The government’s initiative to monitor international non-government organisations (INGOs) was a necessary one – that much everyone agrees. Yet from the start it was feared that the government would wrap up the new procedures in so much bureaucratic red tape that it would disincentive legitimate and helpful organisations from carrying out operations in the country. The government’s new policy for the regulation of INGOs unfortunately errs in that direction; the requirements are strict and overbearing, and the policy makers have shown no appreciation of the different kinds of roles INGOs can play.

It must be said that the policy makers have their heart in the right place, the process has been made online for easier access, rights of appeal is offered, all the while requiring INGOs to present financial details, organisational objectives and to inform the government before receiving international funds, individuals or services. While this will help the Interior Ministry monitor rouge INGOs much better, the one-size-fits-all policy is bound to act as a hurdle for INGOs working for the benefit of the people.

Firstly an INGO is so loosely defined that it can encompass most modern enterprises, and secondly all INGOs have to seek permission from the Interior Ministry every time it decides to do anything of note. Be it going to an area beyond the base of operations, starting a new project, gathering or canvassing money, or collaborating with local organisations, the Ministry of Interior needs to bless it first. Knowing the state of Pakistani bureaucracy – which causes inordinate delays and seeks remuneration for the smallest act – INGOs are going to find themselves unable to make a difference.

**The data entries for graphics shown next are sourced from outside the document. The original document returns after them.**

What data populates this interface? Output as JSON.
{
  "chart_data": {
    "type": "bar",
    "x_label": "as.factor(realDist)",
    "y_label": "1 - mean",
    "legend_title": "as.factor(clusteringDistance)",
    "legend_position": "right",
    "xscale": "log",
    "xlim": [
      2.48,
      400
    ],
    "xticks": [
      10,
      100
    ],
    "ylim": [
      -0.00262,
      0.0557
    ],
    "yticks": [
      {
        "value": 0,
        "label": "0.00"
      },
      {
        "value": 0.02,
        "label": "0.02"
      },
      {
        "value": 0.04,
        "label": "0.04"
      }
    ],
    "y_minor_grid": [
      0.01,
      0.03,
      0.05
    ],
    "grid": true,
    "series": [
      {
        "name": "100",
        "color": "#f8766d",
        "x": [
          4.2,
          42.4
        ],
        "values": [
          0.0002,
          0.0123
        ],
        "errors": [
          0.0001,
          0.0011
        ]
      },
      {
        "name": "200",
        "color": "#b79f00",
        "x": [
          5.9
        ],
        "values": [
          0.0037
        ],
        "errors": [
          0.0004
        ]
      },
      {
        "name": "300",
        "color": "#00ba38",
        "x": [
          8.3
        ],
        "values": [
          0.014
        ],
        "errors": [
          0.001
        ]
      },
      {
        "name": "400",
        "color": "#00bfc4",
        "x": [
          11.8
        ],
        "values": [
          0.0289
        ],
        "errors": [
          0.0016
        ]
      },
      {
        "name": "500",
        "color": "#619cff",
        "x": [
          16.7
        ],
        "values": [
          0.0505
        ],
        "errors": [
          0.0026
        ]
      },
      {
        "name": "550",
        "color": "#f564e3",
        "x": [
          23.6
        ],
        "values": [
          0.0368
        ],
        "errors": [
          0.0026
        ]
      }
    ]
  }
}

Chaudary Nisar needs to tone down his pet project or risk losing scores of INGOs which could have truly helped Pakistan. Yet it seems that the minister has no intention of doing so, and for a reason. Sticking to the oppressive routine, the notice contains clause that say that INGOs are any INGO working against “Pakistani interests and government policy” or engaging in “anti-Pakistan activities” will be banned – yet it does not define what any of these terms mean. In effect this means that the Ministry of Interior, which has all INGOs at its mercy, can arbitrarily decide to shut down the ones it doesn’t like. The notice gives no objective standard or criteria through which a performance of an INGO can be measured.